The tendency of Iceland’s volcanoes to erupt with such force is rooted in the country’s geographic location, right on the Mid-Atlantic Ridge and above a “separate plume of hot rock coming from below, what’s called a hotspot,” she said. “This is where new rock is being born every day.”
To help tell the story of Laki, Witze shared the stories of three people:
- Jon Steingrimsson, who will forever be remembered in Iceland as the “fire priest.” He gathered his congregation at his church to pray seven weeks into the eruptions, and when they emerged from the church, the lava had stopped flowing right before it entered the town. “It had run into a spot in the river where two other rivers poured water into the channel, and so the moving lava moved under that water and cooled and halted,” Witze said.
- Ben Franklin, who is noted as the first person in Europe to speculate that the fog enveloping Europe was caused by an erupting Icelandic volcano.
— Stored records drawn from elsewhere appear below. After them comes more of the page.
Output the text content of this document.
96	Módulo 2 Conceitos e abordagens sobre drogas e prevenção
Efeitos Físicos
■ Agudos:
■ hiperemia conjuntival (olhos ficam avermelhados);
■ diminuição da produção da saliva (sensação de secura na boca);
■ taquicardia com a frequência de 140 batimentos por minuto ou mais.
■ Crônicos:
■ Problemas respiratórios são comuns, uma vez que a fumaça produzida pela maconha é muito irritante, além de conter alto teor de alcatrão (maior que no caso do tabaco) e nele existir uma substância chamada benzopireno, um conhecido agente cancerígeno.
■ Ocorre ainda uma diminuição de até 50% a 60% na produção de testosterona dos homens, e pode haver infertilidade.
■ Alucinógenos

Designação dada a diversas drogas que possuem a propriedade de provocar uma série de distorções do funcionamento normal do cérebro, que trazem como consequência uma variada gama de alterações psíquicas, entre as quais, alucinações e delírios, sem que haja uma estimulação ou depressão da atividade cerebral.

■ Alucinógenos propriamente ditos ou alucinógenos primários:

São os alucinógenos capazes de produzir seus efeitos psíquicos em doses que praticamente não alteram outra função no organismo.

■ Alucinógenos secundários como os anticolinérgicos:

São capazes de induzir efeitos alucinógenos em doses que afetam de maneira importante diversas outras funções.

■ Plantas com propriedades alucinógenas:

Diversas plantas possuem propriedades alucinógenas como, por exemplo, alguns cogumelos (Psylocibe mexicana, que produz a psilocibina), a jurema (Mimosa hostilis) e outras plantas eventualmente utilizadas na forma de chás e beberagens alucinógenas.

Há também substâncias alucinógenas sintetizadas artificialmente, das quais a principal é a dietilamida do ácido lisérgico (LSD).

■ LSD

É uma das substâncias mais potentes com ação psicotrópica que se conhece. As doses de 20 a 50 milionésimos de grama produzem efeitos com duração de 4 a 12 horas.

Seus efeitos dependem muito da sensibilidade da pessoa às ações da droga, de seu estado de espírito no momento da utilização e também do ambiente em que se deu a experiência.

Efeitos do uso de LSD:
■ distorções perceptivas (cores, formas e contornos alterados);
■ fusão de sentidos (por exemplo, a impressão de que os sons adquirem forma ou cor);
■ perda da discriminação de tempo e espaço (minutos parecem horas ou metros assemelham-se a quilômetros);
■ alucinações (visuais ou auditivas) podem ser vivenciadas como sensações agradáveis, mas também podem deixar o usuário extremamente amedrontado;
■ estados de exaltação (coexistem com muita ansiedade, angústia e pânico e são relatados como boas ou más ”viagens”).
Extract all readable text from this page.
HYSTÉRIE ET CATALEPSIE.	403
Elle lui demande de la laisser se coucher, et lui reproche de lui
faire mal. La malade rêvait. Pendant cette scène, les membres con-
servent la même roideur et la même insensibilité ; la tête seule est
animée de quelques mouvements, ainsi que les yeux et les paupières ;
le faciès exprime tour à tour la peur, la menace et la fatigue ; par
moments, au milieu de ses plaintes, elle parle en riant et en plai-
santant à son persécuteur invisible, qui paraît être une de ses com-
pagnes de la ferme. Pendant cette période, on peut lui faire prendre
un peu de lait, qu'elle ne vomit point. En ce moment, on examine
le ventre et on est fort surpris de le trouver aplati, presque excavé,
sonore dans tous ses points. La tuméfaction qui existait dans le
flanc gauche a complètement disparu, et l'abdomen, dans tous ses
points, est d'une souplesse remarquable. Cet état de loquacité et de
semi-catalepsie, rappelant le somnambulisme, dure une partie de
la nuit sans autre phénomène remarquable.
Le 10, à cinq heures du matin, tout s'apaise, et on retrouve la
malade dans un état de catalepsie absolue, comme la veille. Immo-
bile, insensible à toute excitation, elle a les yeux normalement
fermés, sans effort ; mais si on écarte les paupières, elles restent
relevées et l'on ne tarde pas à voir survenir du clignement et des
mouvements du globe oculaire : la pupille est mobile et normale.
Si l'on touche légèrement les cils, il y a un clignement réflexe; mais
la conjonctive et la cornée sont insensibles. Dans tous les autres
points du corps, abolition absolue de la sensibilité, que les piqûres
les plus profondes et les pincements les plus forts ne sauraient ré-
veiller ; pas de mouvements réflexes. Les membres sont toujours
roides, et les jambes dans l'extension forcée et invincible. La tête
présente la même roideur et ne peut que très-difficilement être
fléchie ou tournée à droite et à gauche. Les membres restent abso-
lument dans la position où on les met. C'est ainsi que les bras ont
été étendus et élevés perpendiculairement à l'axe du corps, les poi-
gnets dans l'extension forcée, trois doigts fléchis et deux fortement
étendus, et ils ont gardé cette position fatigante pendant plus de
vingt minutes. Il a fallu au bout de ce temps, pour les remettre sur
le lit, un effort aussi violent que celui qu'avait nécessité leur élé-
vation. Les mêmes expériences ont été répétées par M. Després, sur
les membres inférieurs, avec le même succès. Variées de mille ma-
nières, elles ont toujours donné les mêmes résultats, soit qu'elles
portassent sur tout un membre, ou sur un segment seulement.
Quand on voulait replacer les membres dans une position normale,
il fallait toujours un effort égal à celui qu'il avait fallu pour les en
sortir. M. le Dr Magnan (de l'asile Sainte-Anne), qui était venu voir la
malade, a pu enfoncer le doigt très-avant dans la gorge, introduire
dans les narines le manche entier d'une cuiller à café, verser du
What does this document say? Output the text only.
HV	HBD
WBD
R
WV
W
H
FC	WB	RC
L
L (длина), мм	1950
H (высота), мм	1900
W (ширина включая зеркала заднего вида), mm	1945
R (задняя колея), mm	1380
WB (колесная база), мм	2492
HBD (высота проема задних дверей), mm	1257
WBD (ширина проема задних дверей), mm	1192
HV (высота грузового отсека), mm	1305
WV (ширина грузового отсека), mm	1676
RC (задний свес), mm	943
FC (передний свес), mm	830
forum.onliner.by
There to negotiate a peace treaty for the emerging United States of America, Franklin “thought the fog might have come from Hekla, which was the big famous volcano at the time,” she said.
- Anja Schmidt, a scientist who has dedicated herself to learning everything she can about Laki and encouraging governments to plan for future Icelandic volcano eruptions. “Anja’s specialty is knowing exactly how that polluted mass of poisonous fog spread from Iceland across Europe,” Witze said. Her research has shown that the ash spewed by the eruption of Eyjafjallajokull in 2010 followed the same path as Laki’s, and that eruption grounded flights throughout Europe for days and caused 2-5 billion Euros in economic losses.
“It tells you that you really need to pay attention to this stuff,” Witze said of Schmidt’s research. “People who don’t live right next to it may be affected by” an eruption.
“Globally there are 50 to 70 eruptions every year,” she said. “We have to be ready for them.”
“The main thing I hope you go away with from this talk is, we live on an active planet,” Witze said. “It’s rumbling beneath our feet every day, and sometimes it’s going to erupt. We have to make peace with that fact, and realize that we live on a restless Earth.